With regard to Proposal One, to elect two Class 2 directors to serve until the 2028 Annual Meeting of Stockholders or until their respective successors are duly elected and qualified, the two nominees who received the highest number of affirmative votes were Dr. Anish Bhatnagar and William Harris, who were approved by a majority of the shares present in person or by proxy. With regard to Proposal Two, the appointment of CBIS CPAs to act as the company's independent auditor for the fiscal year ending December 31, 2025, has been ratified by a majority of the shares present in person or by proxy. These are the preliminary results of voting. The final count may vary following final examination of the proxies and ballots.

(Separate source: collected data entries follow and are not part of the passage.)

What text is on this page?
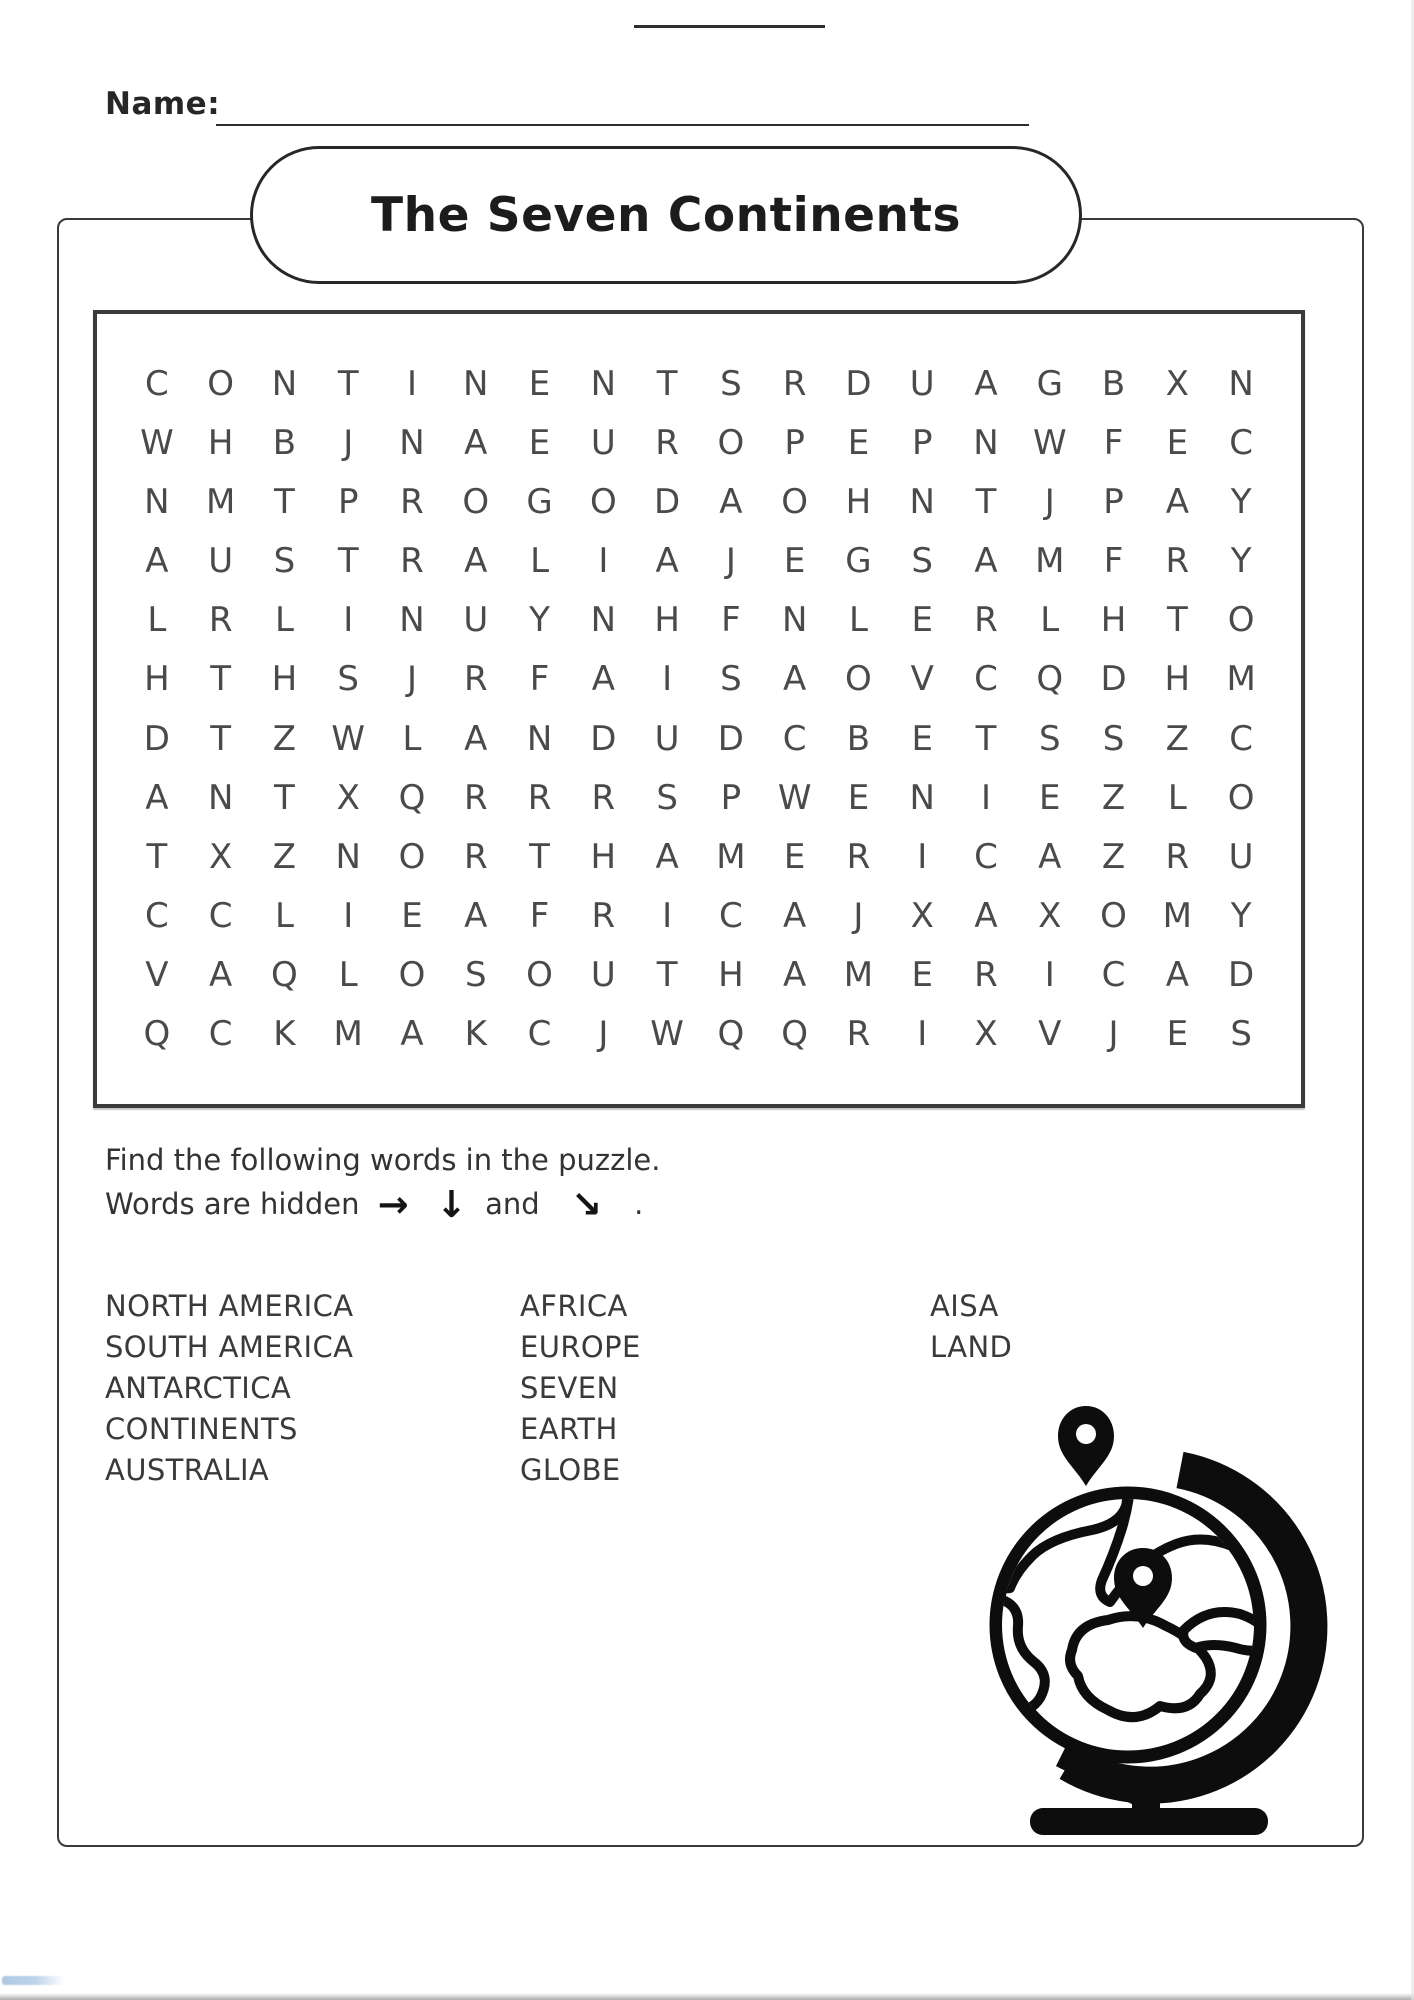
Name:
The Seven Continents
C	O	N	T	I	N	E	N	T	S	R	D	U	A	G	B	X	N
W	H	B	J	N	A	E	U	R	O	P	E	P	N	W	F	E	C
N	M	T	P	R	O	G	O	D	A	O	H	N	T	J	P	A	Y
A	U	S	T	R	A	L	I	A	J	E	G	S	A	M	F	R	Y
L	R	L	I	N	U	Y	N	H	F	N	L	E	R	L	H	T	O
H	T	H	S	J	R	F	A	I	S	A	O	V	C	Q	D	H	M
D	T	Z	W	L	A	N	D	U	D	C	B	E	T	S	S	Z	C
A	N	T	X	Q	R	R	R	S	P	W	E	N	I	E	Z	L	O
T	X	Z	N	O	R	T	H	A	M	E	R	I	C	A	Z	R	U
C	C	L	I	E	A	F	R	I	C	A	J	X	A	X	O	M	Y
V	A	Q	L	O	S	O	U	T	H	A	M	E	R	I	C	A	D
Q	C	K	M	A	K	C	J	W Q	Q	R	I	X	V	J	E	S
Find the following words in the puzzle.
Words are hidden → ↓ and ↘ .
NORTH AMERICA
SOUTH AMERICA
ANTARCTICA
CONTINENTS
AUSTRALIA
AFRICA
EUROPE
SEVEN
EARTH
GLOBE
AISA
LAND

The final results of voting, including any ballots or proxies recorded during this meeting, will be set forth in a report of the Inspector of Election and will be included in the minutes of the meeting. The final results will also be reported in our reports filed with the SEC.
Thank you, Steve. This annual meeting of stockholders is now adjourned. Thank you for your attendance. We will now proceed with any informal questions and answers. Okay. No questions. Therefore, I want to thank all of you for attending today's meeting and for your interest that you have shown in the affairs of your company. We are very much appreciative of your attendance, and as always, thank you for your support.
This concludes the meeting. You may now disconnect.